Ben, please... While clearly no party is entirely immune for making idiotic policy proposals, AWB has absolutely nothing to do with science. Public health is not science. For a discipline to be science, it should produce theories that are (a) useful, in the sense that you can predict the outcome of the system based on the starting condition, and (b) falsifiable, in the sense that you can stage an experiment that disproves the theory. Social sciences are not that.
http://1-800-magic.blogspot.com/2008/09 ... ience.htmlAnd even if they were, disagreeing with various social science topics, none of which can be proved anyway, is very, very different than disagreeing with physics...
Back to the topic at hand...
> what evidence do you have that it sorely lacking in the US
Wouldn't the link in the first post on this thread be the evidence?
> there's an esoteric level of any field where it only makes sense to experts but if we had a citizenry trained to identify and dissect arguments, they could cut through that bullshit in a heartbeat. Hell, they would have the skills (and motivation) to research the subject themselves and make an informed decision - rather than parroting what they were told by a talking head.
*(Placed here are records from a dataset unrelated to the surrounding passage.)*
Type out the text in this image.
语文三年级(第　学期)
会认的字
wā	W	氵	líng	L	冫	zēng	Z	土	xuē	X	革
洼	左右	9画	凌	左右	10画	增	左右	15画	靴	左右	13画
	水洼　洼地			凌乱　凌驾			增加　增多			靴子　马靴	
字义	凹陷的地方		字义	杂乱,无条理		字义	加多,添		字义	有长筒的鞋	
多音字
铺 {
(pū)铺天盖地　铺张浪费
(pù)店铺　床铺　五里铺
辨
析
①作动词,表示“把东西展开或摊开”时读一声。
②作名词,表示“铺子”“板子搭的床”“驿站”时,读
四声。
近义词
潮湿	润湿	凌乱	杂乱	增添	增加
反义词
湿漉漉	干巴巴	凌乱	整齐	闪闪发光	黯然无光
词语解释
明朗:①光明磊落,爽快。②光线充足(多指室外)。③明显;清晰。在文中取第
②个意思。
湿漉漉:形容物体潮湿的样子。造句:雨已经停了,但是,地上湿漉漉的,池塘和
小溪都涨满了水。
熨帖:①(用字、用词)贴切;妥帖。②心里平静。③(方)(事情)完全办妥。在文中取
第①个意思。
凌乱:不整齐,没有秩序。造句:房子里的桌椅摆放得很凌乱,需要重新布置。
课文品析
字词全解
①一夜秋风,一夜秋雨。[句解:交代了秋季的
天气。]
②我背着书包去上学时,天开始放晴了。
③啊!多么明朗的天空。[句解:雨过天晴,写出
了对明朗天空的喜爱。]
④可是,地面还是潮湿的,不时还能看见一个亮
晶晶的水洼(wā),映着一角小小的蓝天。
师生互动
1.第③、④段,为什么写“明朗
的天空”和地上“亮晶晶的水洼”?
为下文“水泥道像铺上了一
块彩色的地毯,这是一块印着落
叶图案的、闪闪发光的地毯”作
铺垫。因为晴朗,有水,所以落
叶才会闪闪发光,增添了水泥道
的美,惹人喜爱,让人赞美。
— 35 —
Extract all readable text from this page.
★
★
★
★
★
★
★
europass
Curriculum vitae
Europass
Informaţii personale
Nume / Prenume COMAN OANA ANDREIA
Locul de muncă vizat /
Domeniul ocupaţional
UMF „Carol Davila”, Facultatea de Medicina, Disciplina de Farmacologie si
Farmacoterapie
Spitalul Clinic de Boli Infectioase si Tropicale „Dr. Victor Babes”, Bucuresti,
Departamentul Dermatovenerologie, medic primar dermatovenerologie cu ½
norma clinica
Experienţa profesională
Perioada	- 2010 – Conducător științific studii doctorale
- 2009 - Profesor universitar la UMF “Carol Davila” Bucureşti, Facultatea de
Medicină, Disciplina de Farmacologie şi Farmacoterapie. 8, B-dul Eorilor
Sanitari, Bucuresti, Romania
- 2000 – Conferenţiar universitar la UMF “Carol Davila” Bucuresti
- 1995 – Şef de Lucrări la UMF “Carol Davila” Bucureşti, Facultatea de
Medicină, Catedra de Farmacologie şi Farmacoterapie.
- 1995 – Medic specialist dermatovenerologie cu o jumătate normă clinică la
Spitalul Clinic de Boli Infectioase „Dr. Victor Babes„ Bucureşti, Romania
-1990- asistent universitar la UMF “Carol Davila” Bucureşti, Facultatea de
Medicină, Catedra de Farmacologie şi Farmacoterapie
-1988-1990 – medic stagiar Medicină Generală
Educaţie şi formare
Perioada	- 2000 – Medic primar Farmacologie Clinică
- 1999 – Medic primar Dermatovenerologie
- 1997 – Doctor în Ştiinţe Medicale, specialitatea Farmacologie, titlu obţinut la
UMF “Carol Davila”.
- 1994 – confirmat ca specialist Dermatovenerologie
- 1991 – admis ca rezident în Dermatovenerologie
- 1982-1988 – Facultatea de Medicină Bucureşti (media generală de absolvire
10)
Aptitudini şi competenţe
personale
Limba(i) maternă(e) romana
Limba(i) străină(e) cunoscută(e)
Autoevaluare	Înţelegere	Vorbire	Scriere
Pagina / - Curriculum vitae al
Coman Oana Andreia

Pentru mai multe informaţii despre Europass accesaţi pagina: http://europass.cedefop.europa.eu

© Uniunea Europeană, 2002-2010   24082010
Actually, not really. By definition, bleeding edge of science/technology is pretty inaccessible to non-experts. This is not a new phenomenon. Consider, for instance, when the curvature of Earth was first estimated by Eratosthenes. How many people back then had mathematical apparatus to research the subject and make an informed decision? Incidentally, how many people can do it now? Common sense logic is that the Earth is flat.
Now consider Copernicus times. Common sense and the Bible both agreed that Earth is at the center of the Universe, and Sun revolves around the Earth. Again, how and based on what a common person with no mathematical apparatus can make an informed decision here?
We are having exactly the same discussion about climate research. We call it "climate research", but this is actually just physics. I am not an expert in this specific field of physics, but after spending my early years studying high energy physics I am pretty damn sure that I cannot make "my own informed opinion" about modern climate models based on the internet research. This is the stuff you study for years, learn from super-smart people, and maybe then you can have an informed opinion.
What I do know though is how the peer review process works in science, and I know what the indications are for when the consensus around the theory is reached and it's now more than a speculation. THIS - what a scientific theory is, what a peer review process is, what the scientific consensus is - these are the things that we should teach at school (ideally, through a required multi-year, multi-subject set of classes in laboratory sciences, like we had in Soviet Union - physics, chemistry, biology, all of them every year for 4 years). Based on the things I am hearing - starting from morons bringing snowballs to prove that global warming is not happening and ending with the discussion of how scientists get more grant money for global warming - it another very clear education that basic scientific education in this country is sorely lacking.